Human Rights Writers Association of Nigeria (HURIWA) has accused Justice James Omotosho of the Federal High Court, Abuja, of acting in a manner that suggests he is playing a role scripted by external forces, and not justice, in the terrorism trial of detained leader of Indigenous People of Biafra (IPOB) Mazi Nnamdi Kanu.
The judge has fixed 20 November for judgment in the matter amid loud protests by Kanu that the law under which he is being tried no longer exists and has been repealed.
HURIWA further alleged that Justice Omotosho appears to be on a predetermined conclusion in the trial, saying the judge’s conduct in recent proceedings gave the “unmistakable impression” of a man working to satisfy external instructions rather than upholding the constitutional obligation to ensure a fair hearing.
HURIWA said the speed and manner of the proceedings, despite the defendant’s prolonged incarceration, raise legitimate concerns that Justice Omotosho is railroading the case “to satisfy certain forces” rather than ensuring justice.
In a statement issued on Thursday, HURIWA condemned what it described as the judge’s “hurried, choreographed and restrictive approach,” noting that his refusal to grant adequate time for Kanu to defend himself is incompatible with the principles of justice and due process.
According to the group, Kanu has been in the custody of the Federal Government since June 2021 (over four years) and yet, instead of affording him full opportunity to challenge the charges, the court appeared determined to fast-track a conclusion.
HURIWA explained that a core and critical point Kanu attempted to raise in court is the alleged nullity of the terrorism charges filed against him.
The organisation reiterated Kanu’s argument that the charges are anchored on a repealed and therefore non-existent law, insisting that “you cannot stand something on nothing.”
HURIWA stated that Kanu’s effort to point out this legal defect was repeatedly frustrated by the judge, who it alleged behaved as if he “was on a mission to deliver an outcome already written long before the proceedings.”
The rights group questioned why the court appeared unwilling to consider the validity of the legal existence,or not, of the charges before pushing aggressively toward judgment.
It contended that any trial based on an abrogated law is automatically void, and that Kanu was well within his rights to raise that objection.
Commending Kanu for approaching the Court of Appeal to halt the Federal High Court’s impending judgment, HURIWA expressed hope that the appellate court will “once again rise to the occasion and deliver justice without fear.”

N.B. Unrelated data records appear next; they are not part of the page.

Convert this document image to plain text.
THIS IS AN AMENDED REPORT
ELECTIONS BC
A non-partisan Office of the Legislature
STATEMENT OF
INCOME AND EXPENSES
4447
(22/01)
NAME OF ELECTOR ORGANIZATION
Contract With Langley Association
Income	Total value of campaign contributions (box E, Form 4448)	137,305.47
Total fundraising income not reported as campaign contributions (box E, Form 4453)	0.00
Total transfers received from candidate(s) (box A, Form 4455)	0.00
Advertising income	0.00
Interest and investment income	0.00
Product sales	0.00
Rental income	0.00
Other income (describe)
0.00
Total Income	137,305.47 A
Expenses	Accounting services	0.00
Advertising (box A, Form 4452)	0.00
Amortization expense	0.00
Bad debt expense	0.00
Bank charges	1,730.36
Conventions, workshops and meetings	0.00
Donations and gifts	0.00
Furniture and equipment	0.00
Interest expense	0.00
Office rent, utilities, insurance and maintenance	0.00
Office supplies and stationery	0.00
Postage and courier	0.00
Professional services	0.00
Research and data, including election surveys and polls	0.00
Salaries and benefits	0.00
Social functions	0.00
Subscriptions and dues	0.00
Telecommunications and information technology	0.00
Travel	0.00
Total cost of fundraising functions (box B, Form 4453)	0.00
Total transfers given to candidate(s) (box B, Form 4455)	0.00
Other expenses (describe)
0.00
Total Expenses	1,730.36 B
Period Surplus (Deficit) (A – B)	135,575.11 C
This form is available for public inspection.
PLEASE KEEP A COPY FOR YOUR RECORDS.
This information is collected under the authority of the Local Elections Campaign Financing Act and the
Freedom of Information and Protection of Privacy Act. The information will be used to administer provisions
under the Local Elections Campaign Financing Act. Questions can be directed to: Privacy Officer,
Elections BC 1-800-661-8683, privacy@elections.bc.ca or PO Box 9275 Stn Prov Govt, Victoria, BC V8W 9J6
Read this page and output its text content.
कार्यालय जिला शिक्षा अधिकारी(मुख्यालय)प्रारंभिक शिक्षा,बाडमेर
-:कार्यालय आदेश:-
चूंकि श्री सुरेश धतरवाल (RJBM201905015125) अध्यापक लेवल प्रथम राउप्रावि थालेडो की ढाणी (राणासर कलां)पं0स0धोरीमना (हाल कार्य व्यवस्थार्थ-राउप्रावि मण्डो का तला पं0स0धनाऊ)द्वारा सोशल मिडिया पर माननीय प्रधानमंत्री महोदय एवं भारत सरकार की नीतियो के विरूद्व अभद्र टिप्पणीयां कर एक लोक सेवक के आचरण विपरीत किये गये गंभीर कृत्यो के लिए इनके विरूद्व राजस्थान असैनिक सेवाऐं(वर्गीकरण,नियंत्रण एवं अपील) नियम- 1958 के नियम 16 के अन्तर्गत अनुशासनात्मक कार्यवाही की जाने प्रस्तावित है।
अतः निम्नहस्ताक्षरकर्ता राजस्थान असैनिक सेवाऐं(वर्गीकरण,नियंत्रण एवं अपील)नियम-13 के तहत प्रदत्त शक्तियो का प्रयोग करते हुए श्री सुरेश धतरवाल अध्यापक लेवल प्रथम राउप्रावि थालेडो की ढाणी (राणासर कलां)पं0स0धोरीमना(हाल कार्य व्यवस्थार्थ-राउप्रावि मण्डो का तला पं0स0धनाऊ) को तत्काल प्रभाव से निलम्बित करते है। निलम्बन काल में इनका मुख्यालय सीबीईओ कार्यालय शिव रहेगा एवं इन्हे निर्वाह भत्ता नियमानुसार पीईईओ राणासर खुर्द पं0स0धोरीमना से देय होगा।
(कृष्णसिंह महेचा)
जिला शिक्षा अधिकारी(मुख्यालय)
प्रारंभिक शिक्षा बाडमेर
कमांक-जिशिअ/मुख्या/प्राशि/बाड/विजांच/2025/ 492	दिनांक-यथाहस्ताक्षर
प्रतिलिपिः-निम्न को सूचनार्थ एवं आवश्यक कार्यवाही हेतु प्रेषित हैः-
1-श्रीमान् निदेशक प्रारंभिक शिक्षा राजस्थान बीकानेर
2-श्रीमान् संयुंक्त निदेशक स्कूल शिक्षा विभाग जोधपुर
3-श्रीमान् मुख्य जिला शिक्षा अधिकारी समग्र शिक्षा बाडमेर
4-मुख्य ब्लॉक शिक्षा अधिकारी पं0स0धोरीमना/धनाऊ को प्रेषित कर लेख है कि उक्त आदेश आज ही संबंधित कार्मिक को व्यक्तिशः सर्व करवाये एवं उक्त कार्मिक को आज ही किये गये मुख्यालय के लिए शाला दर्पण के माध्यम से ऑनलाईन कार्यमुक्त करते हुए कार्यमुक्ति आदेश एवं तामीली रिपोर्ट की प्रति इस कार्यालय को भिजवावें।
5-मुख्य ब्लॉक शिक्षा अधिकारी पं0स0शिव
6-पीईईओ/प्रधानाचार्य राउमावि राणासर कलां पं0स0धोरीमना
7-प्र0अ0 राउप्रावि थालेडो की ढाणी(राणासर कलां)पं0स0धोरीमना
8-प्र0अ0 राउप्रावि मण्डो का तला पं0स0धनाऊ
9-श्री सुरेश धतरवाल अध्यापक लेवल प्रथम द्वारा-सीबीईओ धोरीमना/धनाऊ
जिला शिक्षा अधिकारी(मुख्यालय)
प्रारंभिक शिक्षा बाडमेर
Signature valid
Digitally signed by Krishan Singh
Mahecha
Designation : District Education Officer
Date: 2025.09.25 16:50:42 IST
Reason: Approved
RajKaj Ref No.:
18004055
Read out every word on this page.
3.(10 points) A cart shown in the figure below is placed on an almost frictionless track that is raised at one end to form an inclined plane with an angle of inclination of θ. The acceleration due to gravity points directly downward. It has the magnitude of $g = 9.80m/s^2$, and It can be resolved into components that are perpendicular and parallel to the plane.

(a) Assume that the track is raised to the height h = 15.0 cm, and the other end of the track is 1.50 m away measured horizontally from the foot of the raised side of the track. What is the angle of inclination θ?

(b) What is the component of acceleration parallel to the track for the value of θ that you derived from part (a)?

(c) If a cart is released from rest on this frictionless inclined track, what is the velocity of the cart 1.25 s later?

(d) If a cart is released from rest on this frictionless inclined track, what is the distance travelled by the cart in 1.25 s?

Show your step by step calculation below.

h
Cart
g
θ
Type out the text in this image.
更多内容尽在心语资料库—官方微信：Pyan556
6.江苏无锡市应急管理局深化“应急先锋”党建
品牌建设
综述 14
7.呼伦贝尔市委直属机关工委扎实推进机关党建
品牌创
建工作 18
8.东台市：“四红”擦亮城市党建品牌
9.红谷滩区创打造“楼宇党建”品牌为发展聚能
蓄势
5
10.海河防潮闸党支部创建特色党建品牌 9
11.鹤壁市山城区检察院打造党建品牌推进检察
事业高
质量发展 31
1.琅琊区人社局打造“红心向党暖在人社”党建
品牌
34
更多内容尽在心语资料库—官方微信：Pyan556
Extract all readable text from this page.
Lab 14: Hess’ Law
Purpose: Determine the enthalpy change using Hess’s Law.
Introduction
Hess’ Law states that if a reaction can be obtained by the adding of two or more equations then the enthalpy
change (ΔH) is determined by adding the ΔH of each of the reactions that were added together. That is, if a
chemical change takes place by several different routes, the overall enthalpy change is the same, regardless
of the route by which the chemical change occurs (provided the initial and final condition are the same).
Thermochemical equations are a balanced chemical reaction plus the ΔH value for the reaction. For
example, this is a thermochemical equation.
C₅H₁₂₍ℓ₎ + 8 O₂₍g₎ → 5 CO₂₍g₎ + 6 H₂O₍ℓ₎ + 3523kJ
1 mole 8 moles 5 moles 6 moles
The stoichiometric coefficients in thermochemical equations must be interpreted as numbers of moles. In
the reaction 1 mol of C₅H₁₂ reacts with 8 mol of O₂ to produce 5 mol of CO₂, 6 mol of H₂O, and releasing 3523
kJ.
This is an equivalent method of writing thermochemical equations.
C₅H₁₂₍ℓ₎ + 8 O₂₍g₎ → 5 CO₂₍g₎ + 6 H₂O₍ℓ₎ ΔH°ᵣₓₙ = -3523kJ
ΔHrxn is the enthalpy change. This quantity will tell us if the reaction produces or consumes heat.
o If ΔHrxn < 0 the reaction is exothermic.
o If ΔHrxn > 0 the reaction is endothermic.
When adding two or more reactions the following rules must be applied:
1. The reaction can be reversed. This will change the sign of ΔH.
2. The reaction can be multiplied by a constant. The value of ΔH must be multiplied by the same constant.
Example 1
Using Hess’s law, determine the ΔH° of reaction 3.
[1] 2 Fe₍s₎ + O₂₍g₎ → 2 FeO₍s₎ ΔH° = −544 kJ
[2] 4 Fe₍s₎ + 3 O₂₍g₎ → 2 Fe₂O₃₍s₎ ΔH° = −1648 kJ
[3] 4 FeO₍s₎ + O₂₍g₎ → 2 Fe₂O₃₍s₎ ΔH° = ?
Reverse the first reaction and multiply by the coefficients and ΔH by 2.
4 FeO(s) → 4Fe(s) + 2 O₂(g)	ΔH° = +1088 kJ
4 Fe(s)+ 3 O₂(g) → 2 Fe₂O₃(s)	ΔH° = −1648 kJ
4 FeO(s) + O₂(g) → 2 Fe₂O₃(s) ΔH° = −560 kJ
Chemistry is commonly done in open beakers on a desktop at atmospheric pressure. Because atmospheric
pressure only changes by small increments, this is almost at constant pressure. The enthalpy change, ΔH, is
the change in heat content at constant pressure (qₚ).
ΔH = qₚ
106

The group recalled that the Court of Appeal had previously freed Kanu, only for the Federal Government (FG) to refuse to obey the judgment and instead rush to the Supreme Court on appeal.
It urged the appellate justices to provide a fair and open platform for Kanu to fully ventilate his defence, insisting that anything short of that would deepen public mistrust in the judiciary.
HURIWA maintained that, in its assessment, the charges against Kanu amount to a complete nullity and cannot stand in any properly constituted legal system, stressing that Kanu’s advocacy on self-determination; a right recognised under international law, the African Charter on Human and Peoples’ Rights, the Universal Declaration of Human Rights, and Chapter Four of the 1999 Nigerian Constitution (as amended), cannot be criminalised simply because it is politically inconvenient to the government.
The organisation also clarified a distinction that it believed the FG deliberately conflates: that self-determination is not synonymous with secession.
It noted that globally, courts have affirmed the protection of political advocacy unless it crosses into direct incitement to imminent violence.
HURIWA referenced the United States Supreme Court’s principle in Brandenburg v. Ohio, which protects even controversial political speech unless it is intended and likely to produce imminent unlawful action, as well as the European Court of Human Rights’ rulings that shield activists advocating autonomy or independence movements under Article 10 on Freedom of Expression.
According to HURIWA, these authorities reflect a global consensus that a democratic state must tolerate peaceful, non-violent agitation for self-determination, whether or not it agrees with such ideas, insisting, therefore, that branding Kanu’s political expressions as terrorism is an abuse of law and a dangerous precedent.
HURIWA called on the National Judicial Council (NJC) to take interest in what it described as worrying signals from Justice Omotosho’s courtroom, warning that justice must not only be done but must be seen to be done, especially in a case as sensitive and widely followed as that of Kanu.
The rights group reaffirmed its belief that only the Court of Appeal, intervening decisively and impartially, can restore confidence in the process.